In a validation process comparing data to the literature, the aim is to obtain model outputs within a range of equivalent literature values. By nature of working with natural tissues and somewhat different testing protocols, there is a large variability in experimental data on facet joints found in the literature. Comparing computational outcome to experimental data obtained with a protocol as similar as the computational model is therefore critical when choosing what experimental data to use in validation studies. Data to compare against should not be chosen a-posteriori to fit computational outcomes. Computational studies are often unable to replicate facet joint forces of two adjacent levels from a unique data source. This lack of consistency between levels does not provide confidence that one model can replicate one experimental protocol but rather that models are able to replicate average values coming from different testing protocols. There is also a large variability in computational data on facet joints in the literature, which increases by including studies which are not specifically validated against facet joint outputs. Performing validation studies against computational data which is not known to be valid for facet joint outputs increases the risk of a model being wrongly deemed valid and should be avoided.

Validation can be done comparing model outcomes to equivalent data from the literature or to data corresponding directly to the specimen being modelled. While most validation studies analysed here replicate as closely as possible an equivalent experimental or computational protocol, they do not report on how sensitive the model outputs are to its inputs or which assumptions can be modified and still produce a valid outcome. When building model geometries from patient- or specimen-specific images, this means that there is no indication on the patient-specificity of the outcomes produced by a modelling method deemed to be valid with respect to literature data. A validation process comparing a model to its direct experimental equivalent has the benefit that the specificity of the validation can be assessed (Jones and Wilcox 2008). When performing such a direct validation across several specimens, it also has the advantage that it provides confidence in the ability to model the specimen-to-specimen variation in the outputs of interest (Mengoni 2020b). However, there is often a trade-off between having a model representative of a realistic, often uncertain, situation and replicating closely a given specimen and its testing conditions (Cooper et al. 2019).

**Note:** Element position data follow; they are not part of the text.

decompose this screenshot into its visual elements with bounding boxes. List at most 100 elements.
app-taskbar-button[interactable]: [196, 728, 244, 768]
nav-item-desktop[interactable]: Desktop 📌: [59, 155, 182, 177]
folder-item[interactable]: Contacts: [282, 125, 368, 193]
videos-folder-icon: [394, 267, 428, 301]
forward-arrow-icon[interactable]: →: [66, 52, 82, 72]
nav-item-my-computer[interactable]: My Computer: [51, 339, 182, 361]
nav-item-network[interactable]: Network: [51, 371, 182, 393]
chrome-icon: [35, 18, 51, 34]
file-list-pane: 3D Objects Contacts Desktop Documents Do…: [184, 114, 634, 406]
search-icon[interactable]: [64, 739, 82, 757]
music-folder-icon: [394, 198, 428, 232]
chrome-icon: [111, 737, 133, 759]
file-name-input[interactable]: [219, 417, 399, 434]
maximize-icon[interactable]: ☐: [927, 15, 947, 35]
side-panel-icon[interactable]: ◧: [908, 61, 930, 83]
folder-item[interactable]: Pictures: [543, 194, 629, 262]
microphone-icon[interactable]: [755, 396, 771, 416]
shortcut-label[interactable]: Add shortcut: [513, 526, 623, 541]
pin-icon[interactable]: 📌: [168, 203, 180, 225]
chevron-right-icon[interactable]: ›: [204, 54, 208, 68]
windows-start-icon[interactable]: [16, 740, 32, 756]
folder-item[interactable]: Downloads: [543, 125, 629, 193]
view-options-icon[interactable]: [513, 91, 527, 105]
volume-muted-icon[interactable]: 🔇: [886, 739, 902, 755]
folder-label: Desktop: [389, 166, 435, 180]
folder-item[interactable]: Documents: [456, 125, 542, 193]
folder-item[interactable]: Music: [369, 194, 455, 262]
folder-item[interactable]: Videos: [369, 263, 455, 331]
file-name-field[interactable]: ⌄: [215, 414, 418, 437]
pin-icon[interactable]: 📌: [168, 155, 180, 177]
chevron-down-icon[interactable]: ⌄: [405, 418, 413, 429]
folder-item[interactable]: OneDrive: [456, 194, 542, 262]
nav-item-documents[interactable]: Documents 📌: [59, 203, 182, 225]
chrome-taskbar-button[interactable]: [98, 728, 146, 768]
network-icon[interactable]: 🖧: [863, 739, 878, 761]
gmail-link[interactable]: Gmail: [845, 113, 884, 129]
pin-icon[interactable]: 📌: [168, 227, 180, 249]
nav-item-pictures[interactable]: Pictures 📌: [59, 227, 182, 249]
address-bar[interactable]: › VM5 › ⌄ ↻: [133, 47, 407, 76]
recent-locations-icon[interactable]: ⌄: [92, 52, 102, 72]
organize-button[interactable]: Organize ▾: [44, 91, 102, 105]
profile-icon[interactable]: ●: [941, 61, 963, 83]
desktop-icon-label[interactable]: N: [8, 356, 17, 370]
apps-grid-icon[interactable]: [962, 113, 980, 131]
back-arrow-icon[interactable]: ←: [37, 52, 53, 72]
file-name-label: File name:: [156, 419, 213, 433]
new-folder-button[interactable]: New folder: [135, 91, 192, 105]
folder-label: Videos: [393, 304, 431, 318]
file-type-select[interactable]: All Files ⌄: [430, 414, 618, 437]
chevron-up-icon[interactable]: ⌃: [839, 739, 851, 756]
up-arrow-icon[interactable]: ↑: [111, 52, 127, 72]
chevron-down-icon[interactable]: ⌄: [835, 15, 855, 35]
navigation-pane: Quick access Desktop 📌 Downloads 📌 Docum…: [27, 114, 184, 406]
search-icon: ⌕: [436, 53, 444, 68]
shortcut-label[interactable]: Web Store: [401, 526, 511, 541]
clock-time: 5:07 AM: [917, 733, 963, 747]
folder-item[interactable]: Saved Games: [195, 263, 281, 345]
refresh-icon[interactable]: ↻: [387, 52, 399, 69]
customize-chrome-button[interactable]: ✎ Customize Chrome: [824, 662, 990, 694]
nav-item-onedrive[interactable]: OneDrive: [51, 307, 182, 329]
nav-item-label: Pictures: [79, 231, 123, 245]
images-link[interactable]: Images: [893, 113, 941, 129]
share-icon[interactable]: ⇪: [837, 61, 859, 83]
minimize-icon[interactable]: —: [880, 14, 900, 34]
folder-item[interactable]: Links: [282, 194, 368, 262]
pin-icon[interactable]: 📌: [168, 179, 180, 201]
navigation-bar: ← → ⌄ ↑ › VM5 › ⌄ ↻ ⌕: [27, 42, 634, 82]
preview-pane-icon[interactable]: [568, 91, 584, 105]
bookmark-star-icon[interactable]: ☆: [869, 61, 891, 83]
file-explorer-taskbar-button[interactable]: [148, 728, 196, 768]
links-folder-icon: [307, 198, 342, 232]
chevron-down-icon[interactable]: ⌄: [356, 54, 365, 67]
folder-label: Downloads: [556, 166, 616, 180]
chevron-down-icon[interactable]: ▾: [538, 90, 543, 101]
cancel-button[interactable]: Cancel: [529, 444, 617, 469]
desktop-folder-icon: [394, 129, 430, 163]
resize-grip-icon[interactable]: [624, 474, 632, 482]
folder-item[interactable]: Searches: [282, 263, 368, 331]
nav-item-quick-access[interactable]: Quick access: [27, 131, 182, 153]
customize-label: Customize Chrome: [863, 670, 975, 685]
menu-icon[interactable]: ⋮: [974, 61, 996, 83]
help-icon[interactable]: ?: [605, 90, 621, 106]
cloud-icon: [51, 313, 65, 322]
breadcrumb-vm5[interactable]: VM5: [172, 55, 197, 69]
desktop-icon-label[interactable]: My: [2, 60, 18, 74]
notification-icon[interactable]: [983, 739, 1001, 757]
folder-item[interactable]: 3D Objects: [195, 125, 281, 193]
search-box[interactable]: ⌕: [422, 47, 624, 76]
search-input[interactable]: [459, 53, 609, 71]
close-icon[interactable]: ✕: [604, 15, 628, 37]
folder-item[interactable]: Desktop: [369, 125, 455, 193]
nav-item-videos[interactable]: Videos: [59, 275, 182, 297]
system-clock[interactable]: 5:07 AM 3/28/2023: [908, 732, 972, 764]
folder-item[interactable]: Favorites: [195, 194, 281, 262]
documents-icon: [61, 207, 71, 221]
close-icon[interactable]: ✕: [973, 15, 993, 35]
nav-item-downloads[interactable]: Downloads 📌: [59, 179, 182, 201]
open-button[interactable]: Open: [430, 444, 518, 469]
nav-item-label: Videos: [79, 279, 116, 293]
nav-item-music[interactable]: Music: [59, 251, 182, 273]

While model validation is always limited to a given set of inputs and outputs, using models or methodologies outside their validation range is where computational modelling can become useful, providing new information. This should be performed with clear identification of the context of use (Viceconti et al. 2020), justifying using appropriate variation in inputs or outputs with respect to the validation study. Systematically providing comprehensive information on model methodologies (“the art of modelling”) and on the physical data used in validation studies (input and output data) would provide better confidence in the context of use of “valid” models and increase the possibility to directly compare model methodologies against the same physical data. In the case of facet joints biomechanics for which no direct validation study exists, systematically sharing data, including 3D imaging, through open-repositories would allow more users to demonstrate that their model outputs are valid for specific inputs, and that their method is able to appropriately capture variation within the population.